If you are a member of an IEP team, I would encourage you to take a look at that IEP. Are the goals meaningful, focused, measurable, attainable, and supported? If not, take the opportunity to review and to respond to what is needed. It’s never too late to adjust that plan!


When the IEP Becomes a Sword…

A parent struggles to convince the IEP team, “It’s not working. He needs something different. He CAN’T go back.” The parent is advocating for an out-of-district placement, a potentially costly situation for the district. Meanwhile, the district administrator is concerned about least restrictive environment, arguing that the student is making sufficient progress.  For the parent, “sufficient progress” feels like a slap in the face. On the few occasions that her son even walks through the school doors, he spends much of the time hiding under his desk.

After implementing every strategy in his toolbox, the teacher feels stuck and unsure of how to support this student. Yet, he knows he can’t admit that especially now that there are attorneys involved. The conversation has shifted from “what can we do” to “what must be done.”  The IEP, once a tool, has now become a sword. Regardless of any good intention on the part of the school or the parent, the fight now takes priority, empathy is in the back seat, and the listening at the table dwindles. Decisions have already been made.

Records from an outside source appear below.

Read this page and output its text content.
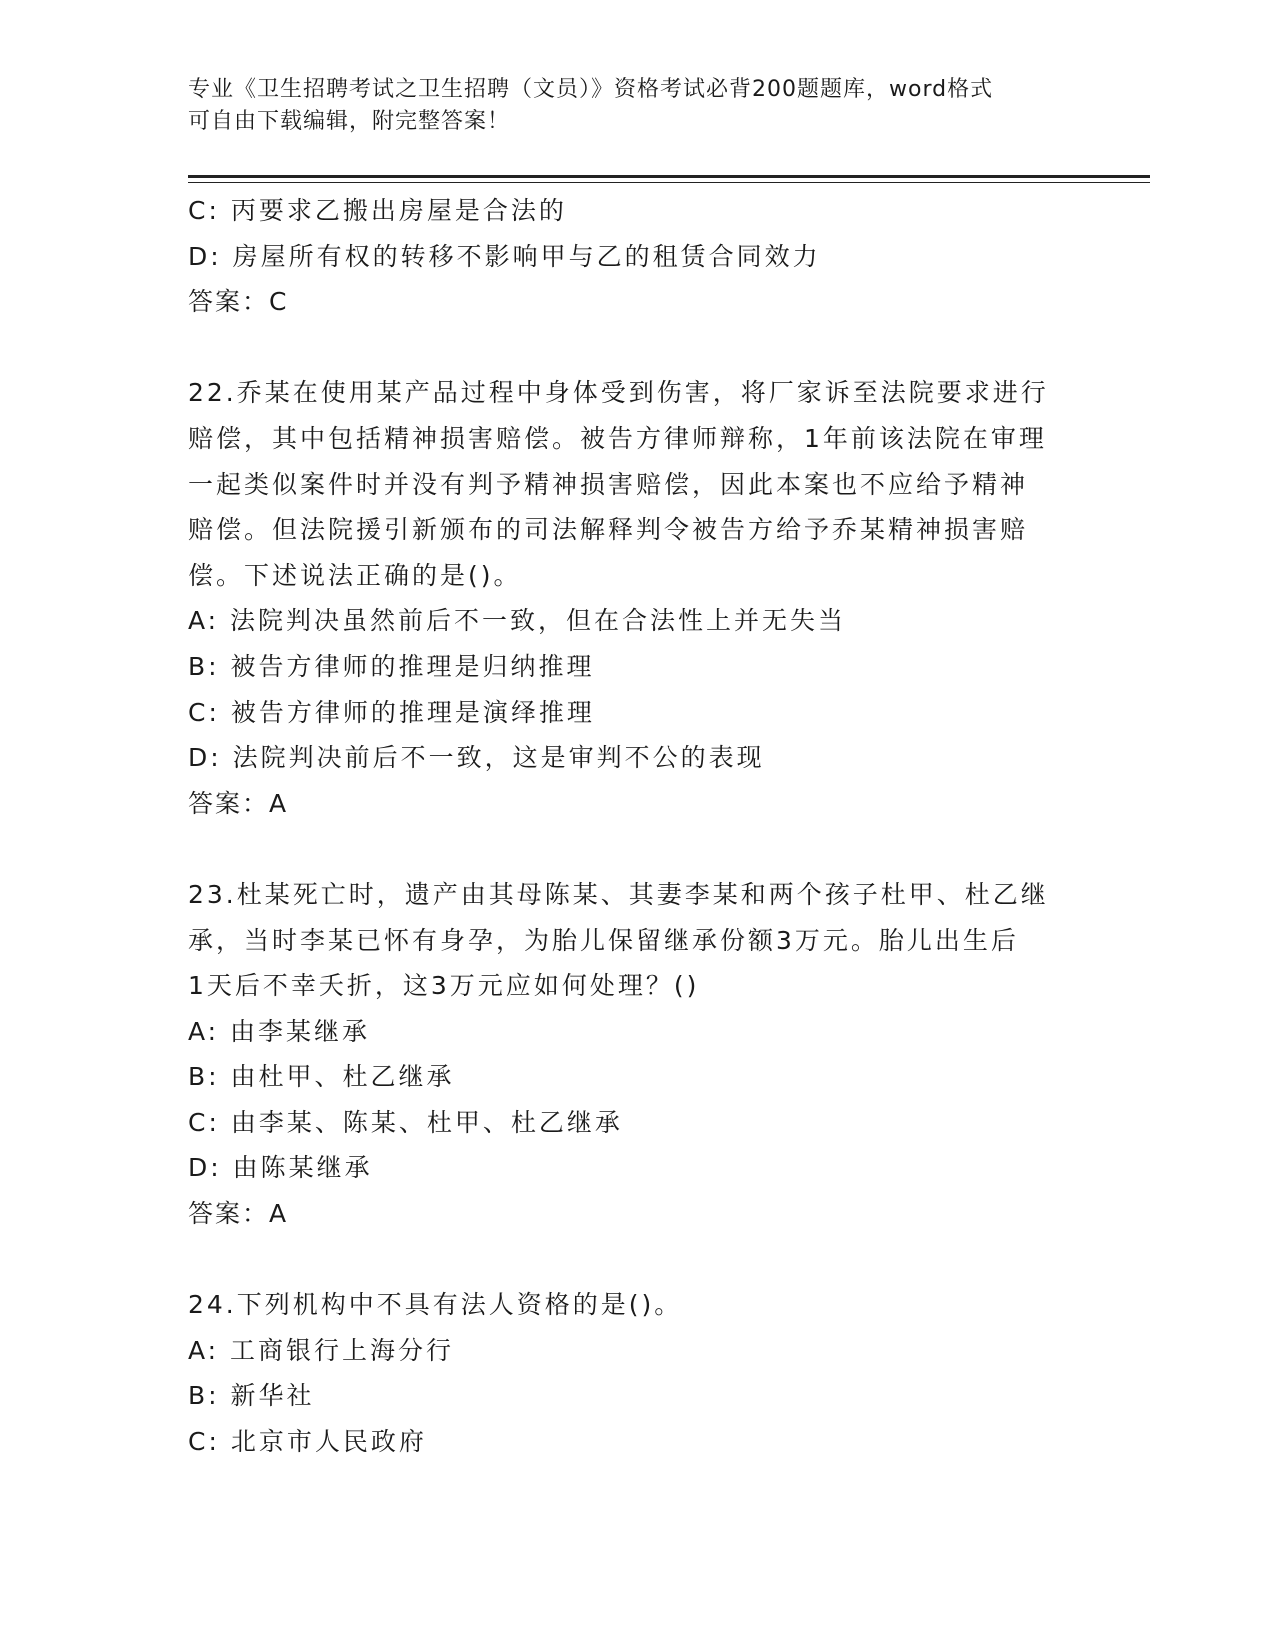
专业《卫生招聘考试之卫生招聘（文员）》资格考试必背200题题库，word格式
可自由下载编辑，附完整答案！
C: 丙要求乙搬出房屋是合法的
D: 房屋所有权的转移不影响甲与乙的租赁合同效力
答案：C
22.乔某在使用某产品过程中身体受到伤害，将厂家诉至法院要求进行
赔偿，其中包括精神损害赔偿。被告方律师辩称，1年前该法院在审理
一起类似案件时并没有判予精神损害赔偿，因此本案也不应给予精神
赔偿。但法院援引新颁布的司法解释判令被告方给予乔某精神损害赔
偿。下述说法正确的是()。
A: 法院判决虽然前后不一致，但在合法性上并无失当
B: 被告方律师的推理是归纳推理
C: 被告方律师的推理是演绎推理
D: 法院判决前后不一致，这是审判不公的表现
答案：A
23.杜某死亡时，遗产由其母陈某、其妻李某和两个孩子杜甲、杜乙继
承，当时李某已怀有身孕，为胎儿保留继承份额3万元。胎儿出生后
1天后不幸夭折，这3万元应如何处理？()
A: 由李某继承
B: 由杜甲、杜乙继承
C: 由李某、陈某、杜甲、杜乙继承
D: 由陈某继承
答案：A
24.下列机构中不具有法人资格的是()。
A: 工商银行上海分行
B: 新华社
C: 北京市人民政府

Situations like this always have layers of concerns and many variables that for whatever reason cannot or will not be spoken at the IEP table. I just don’t understand why it has to reach this level of crisis. Isn’t there more that can be done to be proactive, to spare these already vulnerable youth from more anxiety and frustration?

Unfortunately, all too often students have to fail before they get help: the data has to show that interventions have been unsuccessful over a period of time, the student’s behaviors have to be disruptive enough to be noticed, or the test scores have to show just enough discrepancy to meet eligibility for services.  By the time all of the data lines up just right, the problem has already worsened.

I refuse to accept that this is how it has to be.